As I said before, this past year has been one of equipping me with tools. Some of the tools have been helping me transform my ways of thinking and believing and reacting to situations around me. A lot of the tools have been centered around how I know what is truth and what is a lie. Both of them all twisted up together within me.
Those tools stem out of a deeper knowledge of the scripture. God has given me a hunger for His Word like never before. As I soak in His truth, it has started to transform me.
My mind has been transformed as He has revealed lies about my identity, and lies about Himself, that I have been believing. Slowly the Truth has been working it’s way deeper and deeper into my mind. Deeper into my heart. Deeper into my thoughts. Deeper into my belief systems.
I don’t want to do the things that the world does… at least not as strongly as I used to. There are still areas of struggle. I think there will always be as long as I live here. But slowly I am fighting against conformity to this world, and desire more strongly to be transformed by God… from my thought patterns to my habit patterns, from my feelings to my actions. I want to be completely renewed and transformed by God… and that starts first in my mind. The transformation moves from my mind to my heart.

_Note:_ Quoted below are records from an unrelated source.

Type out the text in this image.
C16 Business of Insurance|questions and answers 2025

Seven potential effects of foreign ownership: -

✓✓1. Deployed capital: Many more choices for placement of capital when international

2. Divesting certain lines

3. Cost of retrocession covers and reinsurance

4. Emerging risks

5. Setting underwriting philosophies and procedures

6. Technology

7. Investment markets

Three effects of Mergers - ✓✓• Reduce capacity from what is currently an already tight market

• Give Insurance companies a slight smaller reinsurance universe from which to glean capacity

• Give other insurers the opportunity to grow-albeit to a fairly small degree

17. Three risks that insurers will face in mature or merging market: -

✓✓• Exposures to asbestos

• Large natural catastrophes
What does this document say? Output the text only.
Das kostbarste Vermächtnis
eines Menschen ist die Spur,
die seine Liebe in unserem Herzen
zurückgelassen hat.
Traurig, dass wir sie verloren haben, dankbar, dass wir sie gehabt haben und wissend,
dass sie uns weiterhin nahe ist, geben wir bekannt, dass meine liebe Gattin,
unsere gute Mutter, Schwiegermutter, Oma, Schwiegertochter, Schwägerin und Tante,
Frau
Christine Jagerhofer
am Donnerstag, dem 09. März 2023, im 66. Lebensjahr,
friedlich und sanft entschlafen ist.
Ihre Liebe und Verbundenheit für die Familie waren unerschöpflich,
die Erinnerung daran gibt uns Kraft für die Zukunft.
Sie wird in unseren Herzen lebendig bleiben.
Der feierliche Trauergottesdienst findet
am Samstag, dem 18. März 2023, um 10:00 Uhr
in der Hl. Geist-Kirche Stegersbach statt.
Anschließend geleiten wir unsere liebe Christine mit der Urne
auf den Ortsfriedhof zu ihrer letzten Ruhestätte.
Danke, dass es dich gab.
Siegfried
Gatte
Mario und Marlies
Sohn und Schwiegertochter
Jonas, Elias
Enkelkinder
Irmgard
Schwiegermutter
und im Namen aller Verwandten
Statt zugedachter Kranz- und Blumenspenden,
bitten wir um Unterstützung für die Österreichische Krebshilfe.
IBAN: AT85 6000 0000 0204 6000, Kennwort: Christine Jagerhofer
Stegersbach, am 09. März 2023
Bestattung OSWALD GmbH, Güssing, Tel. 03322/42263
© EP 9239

As I wrote that I realized, that encapsulated exactly what Tricia was working me through this whole past year. Transforming my mind, my thought patterns and the things I believed, because as those got transformed, my heart became transformed as well. As I started to believe the truth (that sets us free) in my head, my heart was transformed by those new beliefs!
I want to continue this process of offering myself to God, as a sacrifice… and not allowing myself to be conformed by the world. I want to continue being transformed, by the renewing of my mind. I want those processes to keep going this coming year. I feel that God is really calling me to that, in a new way than I have ever understood it before.
If I do that this year, then I truly will be able to know what God’s will is for me. The more I soak in His Word, the more I will be transformed and renewed, and the more I will be able to recognize His voice, and know His will for my life.